Making full use of his seminal writings on consciousness, he contends that we do not need to believe in free will to be able to think of ourselves as responsible moral beings. On the contrary, moral agency is a by-product of natural selection. In that sense, it is an accident; but once it has come about, we can "bootstrap ourselves" into freedom. The evolution of human culture enables us to be free as no other animal can be. "Human freedom," Dennett writes, "is not an illusion; it is an objective phenomenon, distinct from all other biological conditions and found in only one species, us."

The ringing tone of Dennett's declaration of human uniqueness provokes a certain suspicion regarding the scientific character of his argument. After all, the notion that humans are free in a way that other animals are not does not come from science. Its origins are in religion – above all, in Christianity.

Philosophical interest in uncaused events is found beyond the Christian world, among ancient Epicureans for example; but the obsession with reconciling scientific determinism with freedom is characteristic of cultures that have shed Christianity but wish to retain the belief in the special standing of humans that Christianity once assured. No one who did not share the Judaeo-Christian notion that humans have a kind of freedom denied to other animals would labour so devoutly to show that it is compatible with scientific knowledge.

In fact, despite all his impassioned protestations to the contrary, Dennett is seeking to salvage a view of humankind derived from Western religion. To be sure, he wants to demolish the metaphysical belief in freedom of the will that has been the foundation of this view in the past – but only in order to give it another, more solid foundation in contemporary science. Like many others over the past 100 years or so, Dennett looks to evolution for the moral uplift that used to be afforded by religion.

He avoids many of the errors of reasoning that trapped evolutionist thinkers like Julian Huxley, such as the naturalistic fallacy of defining the good in terms of evolutionary change. Even so, his aim is the same as these earlier thinkers': to reinstate the unique standing of humans by showing that it is grounded in an evolutionary process. The result is a sort of humanist variation on the "process theology" concocted by philosophers such as Alfred North Whitehead.

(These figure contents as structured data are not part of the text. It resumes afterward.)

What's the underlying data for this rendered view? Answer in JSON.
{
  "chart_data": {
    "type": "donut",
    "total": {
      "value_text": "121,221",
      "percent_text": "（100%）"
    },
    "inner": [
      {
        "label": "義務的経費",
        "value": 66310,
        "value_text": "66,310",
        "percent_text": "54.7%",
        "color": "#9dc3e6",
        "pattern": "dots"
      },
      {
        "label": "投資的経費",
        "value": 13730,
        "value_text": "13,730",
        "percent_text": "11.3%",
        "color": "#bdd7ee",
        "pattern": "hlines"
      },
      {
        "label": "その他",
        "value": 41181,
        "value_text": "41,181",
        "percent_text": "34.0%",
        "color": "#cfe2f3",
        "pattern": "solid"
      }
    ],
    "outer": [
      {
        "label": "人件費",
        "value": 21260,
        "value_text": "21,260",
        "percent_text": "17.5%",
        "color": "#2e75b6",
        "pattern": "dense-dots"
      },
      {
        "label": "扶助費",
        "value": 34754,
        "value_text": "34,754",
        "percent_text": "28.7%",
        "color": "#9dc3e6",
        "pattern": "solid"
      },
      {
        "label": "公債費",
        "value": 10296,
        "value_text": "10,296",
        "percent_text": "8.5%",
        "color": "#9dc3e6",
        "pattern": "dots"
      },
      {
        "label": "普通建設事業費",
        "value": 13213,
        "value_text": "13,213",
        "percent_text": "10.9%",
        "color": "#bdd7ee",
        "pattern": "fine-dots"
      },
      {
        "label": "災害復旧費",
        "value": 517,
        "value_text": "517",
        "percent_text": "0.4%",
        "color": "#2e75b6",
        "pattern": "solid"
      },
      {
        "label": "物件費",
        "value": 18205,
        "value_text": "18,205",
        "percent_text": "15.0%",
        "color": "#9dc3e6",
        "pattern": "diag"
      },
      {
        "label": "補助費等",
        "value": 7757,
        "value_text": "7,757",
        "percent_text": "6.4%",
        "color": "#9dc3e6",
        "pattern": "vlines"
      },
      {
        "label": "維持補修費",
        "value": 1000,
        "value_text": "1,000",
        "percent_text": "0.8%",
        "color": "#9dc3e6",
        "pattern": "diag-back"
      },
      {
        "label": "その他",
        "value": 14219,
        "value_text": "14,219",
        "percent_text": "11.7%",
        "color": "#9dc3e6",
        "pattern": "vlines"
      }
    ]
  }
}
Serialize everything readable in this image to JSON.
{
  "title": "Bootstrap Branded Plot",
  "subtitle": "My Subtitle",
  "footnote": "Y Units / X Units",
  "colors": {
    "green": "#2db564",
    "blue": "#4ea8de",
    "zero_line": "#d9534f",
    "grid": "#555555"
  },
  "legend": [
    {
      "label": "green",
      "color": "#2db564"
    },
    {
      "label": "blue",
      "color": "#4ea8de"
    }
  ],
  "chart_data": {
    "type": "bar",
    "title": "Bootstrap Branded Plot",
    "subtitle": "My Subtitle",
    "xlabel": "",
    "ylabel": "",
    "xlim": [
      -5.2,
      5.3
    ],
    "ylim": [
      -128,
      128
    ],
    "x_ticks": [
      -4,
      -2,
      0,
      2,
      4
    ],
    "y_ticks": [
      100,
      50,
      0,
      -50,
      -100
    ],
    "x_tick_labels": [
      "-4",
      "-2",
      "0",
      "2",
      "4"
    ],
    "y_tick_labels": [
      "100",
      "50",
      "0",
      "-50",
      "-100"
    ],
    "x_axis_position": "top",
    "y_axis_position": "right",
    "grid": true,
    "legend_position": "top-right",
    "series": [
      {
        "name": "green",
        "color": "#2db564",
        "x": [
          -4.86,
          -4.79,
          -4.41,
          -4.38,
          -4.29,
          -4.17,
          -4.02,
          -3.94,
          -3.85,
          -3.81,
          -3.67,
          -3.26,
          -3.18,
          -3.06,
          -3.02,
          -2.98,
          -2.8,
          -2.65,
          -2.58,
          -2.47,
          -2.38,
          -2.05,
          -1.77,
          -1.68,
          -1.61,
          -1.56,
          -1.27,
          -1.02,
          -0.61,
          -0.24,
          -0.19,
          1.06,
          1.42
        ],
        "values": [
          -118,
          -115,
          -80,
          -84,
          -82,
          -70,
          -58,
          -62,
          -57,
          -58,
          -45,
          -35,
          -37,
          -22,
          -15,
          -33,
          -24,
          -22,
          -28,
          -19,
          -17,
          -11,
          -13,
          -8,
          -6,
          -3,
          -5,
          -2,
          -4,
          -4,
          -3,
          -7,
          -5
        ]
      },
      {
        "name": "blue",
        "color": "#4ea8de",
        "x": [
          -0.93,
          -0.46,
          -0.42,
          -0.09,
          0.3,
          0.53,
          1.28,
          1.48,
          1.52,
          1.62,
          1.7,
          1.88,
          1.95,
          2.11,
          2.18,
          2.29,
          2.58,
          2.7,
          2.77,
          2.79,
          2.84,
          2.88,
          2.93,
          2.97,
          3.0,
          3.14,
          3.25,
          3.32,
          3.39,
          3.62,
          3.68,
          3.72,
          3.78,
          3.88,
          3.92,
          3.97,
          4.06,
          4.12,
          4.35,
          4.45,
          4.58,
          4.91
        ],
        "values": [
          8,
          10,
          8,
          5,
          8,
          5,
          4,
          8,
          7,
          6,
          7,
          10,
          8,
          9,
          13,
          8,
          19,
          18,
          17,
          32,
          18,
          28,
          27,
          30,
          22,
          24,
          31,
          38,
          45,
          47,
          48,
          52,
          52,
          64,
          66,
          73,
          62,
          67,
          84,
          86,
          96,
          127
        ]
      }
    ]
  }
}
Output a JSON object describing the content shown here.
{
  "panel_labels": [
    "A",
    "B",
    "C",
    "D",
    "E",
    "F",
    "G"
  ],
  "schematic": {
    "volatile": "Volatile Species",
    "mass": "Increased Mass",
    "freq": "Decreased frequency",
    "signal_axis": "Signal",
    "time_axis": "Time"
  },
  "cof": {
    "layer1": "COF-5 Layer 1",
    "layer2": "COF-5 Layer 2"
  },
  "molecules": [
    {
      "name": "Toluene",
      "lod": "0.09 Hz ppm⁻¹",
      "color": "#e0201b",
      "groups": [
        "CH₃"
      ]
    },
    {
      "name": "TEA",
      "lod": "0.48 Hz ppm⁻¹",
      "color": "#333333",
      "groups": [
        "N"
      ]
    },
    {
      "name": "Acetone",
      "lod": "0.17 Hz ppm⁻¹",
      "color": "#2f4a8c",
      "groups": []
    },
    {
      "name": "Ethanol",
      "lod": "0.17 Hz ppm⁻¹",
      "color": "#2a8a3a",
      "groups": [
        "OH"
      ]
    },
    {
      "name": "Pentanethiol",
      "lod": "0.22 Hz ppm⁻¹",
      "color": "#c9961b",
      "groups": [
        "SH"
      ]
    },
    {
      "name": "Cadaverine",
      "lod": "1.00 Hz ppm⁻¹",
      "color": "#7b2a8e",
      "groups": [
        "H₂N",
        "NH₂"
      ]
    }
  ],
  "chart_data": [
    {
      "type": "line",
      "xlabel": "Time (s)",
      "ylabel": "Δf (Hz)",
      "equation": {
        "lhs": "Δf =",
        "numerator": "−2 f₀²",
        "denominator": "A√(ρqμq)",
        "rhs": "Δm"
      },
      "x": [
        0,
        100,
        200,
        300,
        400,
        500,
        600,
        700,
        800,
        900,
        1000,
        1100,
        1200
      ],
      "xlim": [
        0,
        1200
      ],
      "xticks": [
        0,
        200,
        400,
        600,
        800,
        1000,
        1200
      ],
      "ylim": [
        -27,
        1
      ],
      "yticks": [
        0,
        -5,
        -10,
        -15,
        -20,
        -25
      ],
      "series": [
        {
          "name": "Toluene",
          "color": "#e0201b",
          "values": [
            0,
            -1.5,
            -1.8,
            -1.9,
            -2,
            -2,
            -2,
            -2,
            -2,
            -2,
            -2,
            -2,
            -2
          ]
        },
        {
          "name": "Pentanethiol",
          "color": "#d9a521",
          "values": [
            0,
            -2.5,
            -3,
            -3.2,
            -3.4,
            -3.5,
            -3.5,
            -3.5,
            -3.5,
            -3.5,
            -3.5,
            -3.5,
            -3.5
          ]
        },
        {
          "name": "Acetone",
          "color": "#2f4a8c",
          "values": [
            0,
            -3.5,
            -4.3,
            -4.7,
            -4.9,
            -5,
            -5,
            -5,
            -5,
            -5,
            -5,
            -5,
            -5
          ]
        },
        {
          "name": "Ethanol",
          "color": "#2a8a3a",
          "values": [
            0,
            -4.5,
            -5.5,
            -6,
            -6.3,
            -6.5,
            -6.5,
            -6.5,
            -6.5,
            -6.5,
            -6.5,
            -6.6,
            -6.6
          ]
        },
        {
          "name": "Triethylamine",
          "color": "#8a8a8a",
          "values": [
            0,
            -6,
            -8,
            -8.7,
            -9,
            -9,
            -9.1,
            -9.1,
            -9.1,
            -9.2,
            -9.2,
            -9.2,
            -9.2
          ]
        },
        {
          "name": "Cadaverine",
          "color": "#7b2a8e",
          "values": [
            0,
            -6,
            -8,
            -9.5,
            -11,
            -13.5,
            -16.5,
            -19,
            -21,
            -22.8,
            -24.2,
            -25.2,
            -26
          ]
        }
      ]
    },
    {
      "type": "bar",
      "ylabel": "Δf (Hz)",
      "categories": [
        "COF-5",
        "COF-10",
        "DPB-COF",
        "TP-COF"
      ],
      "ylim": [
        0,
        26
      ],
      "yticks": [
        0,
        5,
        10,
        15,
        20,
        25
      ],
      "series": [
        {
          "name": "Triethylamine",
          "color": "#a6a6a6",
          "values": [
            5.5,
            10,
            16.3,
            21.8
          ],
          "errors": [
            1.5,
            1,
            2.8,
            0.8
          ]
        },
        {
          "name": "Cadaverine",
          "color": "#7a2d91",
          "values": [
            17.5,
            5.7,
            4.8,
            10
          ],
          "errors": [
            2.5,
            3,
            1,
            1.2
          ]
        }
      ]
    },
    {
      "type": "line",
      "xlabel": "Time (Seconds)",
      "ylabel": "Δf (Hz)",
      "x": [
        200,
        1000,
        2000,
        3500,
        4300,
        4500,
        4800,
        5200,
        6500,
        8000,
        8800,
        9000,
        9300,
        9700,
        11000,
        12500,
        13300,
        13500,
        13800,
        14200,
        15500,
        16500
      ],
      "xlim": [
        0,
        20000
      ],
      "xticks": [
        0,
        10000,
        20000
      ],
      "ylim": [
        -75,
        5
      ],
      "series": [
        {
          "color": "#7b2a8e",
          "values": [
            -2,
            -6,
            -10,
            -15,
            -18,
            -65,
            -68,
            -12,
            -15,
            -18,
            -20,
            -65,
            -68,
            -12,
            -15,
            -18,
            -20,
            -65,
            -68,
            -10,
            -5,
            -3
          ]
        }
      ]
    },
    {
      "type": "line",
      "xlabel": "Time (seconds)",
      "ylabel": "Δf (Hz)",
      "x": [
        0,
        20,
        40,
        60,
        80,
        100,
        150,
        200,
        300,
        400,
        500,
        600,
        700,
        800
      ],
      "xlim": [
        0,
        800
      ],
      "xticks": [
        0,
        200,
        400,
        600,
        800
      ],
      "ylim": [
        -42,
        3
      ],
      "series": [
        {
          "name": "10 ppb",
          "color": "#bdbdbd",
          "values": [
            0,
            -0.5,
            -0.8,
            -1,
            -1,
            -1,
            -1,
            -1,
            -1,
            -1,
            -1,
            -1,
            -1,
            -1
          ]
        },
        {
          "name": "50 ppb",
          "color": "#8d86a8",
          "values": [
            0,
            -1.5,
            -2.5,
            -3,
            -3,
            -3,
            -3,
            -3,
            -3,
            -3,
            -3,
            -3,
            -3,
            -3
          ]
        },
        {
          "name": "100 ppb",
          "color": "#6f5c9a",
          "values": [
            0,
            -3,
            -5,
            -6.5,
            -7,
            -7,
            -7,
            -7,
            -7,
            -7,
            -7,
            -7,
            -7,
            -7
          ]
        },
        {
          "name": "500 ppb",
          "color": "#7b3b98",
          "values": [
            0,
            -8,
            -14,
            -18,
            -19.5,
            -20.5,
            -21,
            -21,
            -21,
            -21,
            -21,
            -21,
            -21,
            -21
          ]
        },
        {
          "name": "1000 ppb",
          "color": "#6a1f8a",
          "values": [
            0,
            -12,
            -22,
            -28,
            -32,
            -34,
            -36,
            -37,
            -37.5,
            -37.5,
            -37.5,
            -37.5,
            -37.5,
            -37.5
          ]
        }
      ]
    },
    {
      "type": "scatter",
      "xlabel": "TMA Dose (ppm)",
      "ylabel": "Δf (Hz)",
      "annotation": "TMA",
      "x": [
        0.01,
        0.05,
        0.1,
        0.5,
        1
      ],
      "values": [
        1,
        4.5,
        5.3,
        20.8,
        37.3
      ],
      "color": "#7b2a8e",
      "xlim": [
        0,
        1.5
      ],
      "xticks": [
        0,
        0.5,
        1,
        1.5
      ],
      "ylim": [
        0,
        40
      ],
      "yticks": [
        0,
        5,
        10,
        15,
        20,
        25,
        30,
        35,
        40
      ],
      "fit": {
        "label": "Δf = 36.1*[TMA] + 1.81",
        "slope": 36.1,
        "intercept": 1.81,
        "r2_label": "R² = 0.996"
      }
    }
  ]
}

In developing his conception of evolving freedom, Dennett relies heavily on Richard Dawkins' theory of memes: ideas that compete with one another in a way analogous to natural selection in biology. The trouble with this unhappy metaphor is that there is no known mechanism for the spread of ideas akin to the transmission of genes. The history of ideas is made largely by political power and human folly – not through the workings of natural selection.

If there is no Cathar religion today, the reason is not that natural selection has weeded out the memes that composed the Cathar belief-system. It is that the Cathars were persecuted into extinction. Moreover, even if there were something like a mechanism for the natural selection of ideas, its results could be deeply regressive from an ethical point of view. Think of anti-Semitism, a highly versatile meme that continues to replicate itself virulently. Successful memes include some that express humanity's worst traits. Evolution is one thing, progress another.

Dennett is vastly more sophisticated a thinker than Huxley, but like him he seems to derive a curious comfort from the belief that human culture is an evolving process. Perhaps, like Huxley, he cannot help identifying himself with the evolutionary process and imagining that it is working obscurely to replicate his own values; but if there is such a thing as cultural evolution, it is no less blind, purposeless and value-free than biological evolution.

Dennett describes human history as a "communal process of memetic engineering" – a saga that includes, he tells us, his own book. He seems not to have digested the fact that the world is full of memetic engineers who do not share his values, some of them using methods rather more effective than philosophical argument, and who are as much a part of cultural evolution as he is himself.